How Network Partitioning Management Works

GemFire handles network outages by using a weighting system to determine whether the remaining available members have a sufficient quorum to continue as a distributed system. Individual members are each assigned a weight, and quorum is determined by comparing the total weight of currently responsive members to the previous total weight of responsive members.

Your distributed system can split into separate running systems when members lose the ability to see each other. The typical cause of this problem is a failure in the network. To guard against this, vFabric GemFire offers network partitioning detection so that when a failure occurs, only one side of the system keeps running and the other side automatically shuts down.

The overall process for detecting a network partition is as follows:
  1. The distributed system starts up. When you start up a distributed system, you typically start the locators first, then the cache servers and then other members such as applications or processes that access distributed system data.
  2. After the locators have started up, the oldest locator assumes the role of the membership coordinator. Peer discovery occurs as members come up and locators generate a membership discovery list for the distributed system. Locators hand out the membership discovery list as each member process starts up. This list typically contains a hint on who the current membership coordinator is
  3. Member processes make a request to the coordinator to join the distributed system. If authenticated, the coordinator hands the new member the current membership view and begins the process of updating the current view (to add the new member or members) by sending out a view preparation message to existing members in the view.
  4. While members are joining the system, it is also possible that members are being removed through the normal failure detection process. This process removes unresponsive or slow members. See Managing Slow Receivers and Failure Detection and Membership Views for descriptions of the failure detection process.
  5. Whenever the coordinator is alerted of a membership change (a member either joins or leaves the distributed system), it generates a new membership view. The membership view is generated by a two-phase protocol. In the first phase, the membership coordinator sends out view preparation message to all members and waits 12 seconds for a view preparation ack return message from each member.
  6. If the coordinator does not receive an ack message from a member within 12 seconds, the coordinator attempts to connect to the member's failure-detection socket and then attempts to connect to its direct-channel socket. If the coordinator cannot connect to the member's sockets, it declares the member dead and starts the process over again with a new view.
  7. The coordinator sends out the new membership view to all members that acknowledged the view preparation message. The coordinator waits another 12 seconds for an acknowledgment of receiving the new view from each member. Any members that fail to acknowledge the view are removed from the view.
  8. The membership coordinator calculates the total weight of members in the current membership view and compares it to the total weight of the previous membership view. Some conditions to note:
    • When the first membership view is sent out, there are no accumulated losses. The first view only has additions and usually contains the initial locator/coordinator.
    • A new coordinator may have a stale view of membership if it did not see the last membership view sent by the previous (failed) coordinator. If new members were added during that failure, then the new members may be ignored when the first new view is sent out.
    • If members were removed during the failover to the new coordinator, then the new coordinator will have to determine these losses during the view preparation step.
  9. When GemFire detects that the total membership weight has dropped by a configured percentage within a single membership view change, GemFire declares a network partition. The coordinator sends a network-partitioned-detected UDP message to all members (even non-responsive ones) and then closes the distributed system with a ForcedDisconnectException. If a member fails to receive the message before the coordinator closes the system, the member is responsible for detecting the event on its own.

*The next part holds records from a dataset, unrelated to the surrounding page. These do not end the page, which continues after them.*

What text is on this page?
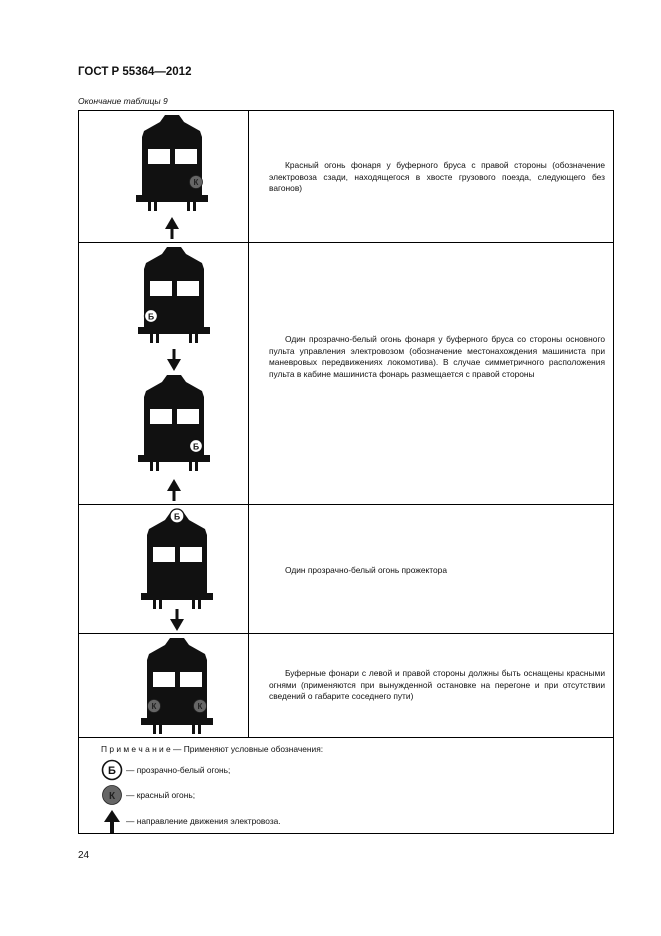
ГОСТ Р 55364—2012
Окончание таблицы 9
К
Красный огонь фонаря у буферного бруса с правой стороны (обозначение электровоза сзади, находящегося в хвосте грузового поезда, следующего без вагонов)
Б
Б
Один прозрачно-белый огонь фонаря у буферного бруса со стороны основного пульта управления электровозом (обозначение местонахождения машиниста при маневровых передвижениях локомотива). В случае симметричного расположения пульта в кабине машиниста фонарь размещается с правой стороны
Б
Один прозрачно-белый огонь прожектора
К	К
Буферные фонари с левой и правой стороны должны быть оснащены красными огнями (применяются при вынужденной остановке на перегоне и при отсутствии сведений о габарите соседнего пути)
П р и м е ч а н и е — Применяют условные обозначения:
Б — прозрачно-белый огонь;
К — красный огонь;
— направление движения электровоза.
24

The presumption is that when a network partition is declared, the members that can generate a quorum of membership will continue operations and assume the role of the "surviving" side. The surviving members will elect a new coordinator, designate a lead member and so on.

Note that it is possible that a member can fail during view transmission and that some other process will reuse its fd-sock or direct-channel port, causing a false positive in the member verification step. This is acceptable because it means that the machine that hosted the process is still reachable. No network failure occurred and the member that didn't acknowledge the view preparation message will be removed in a subsequent view.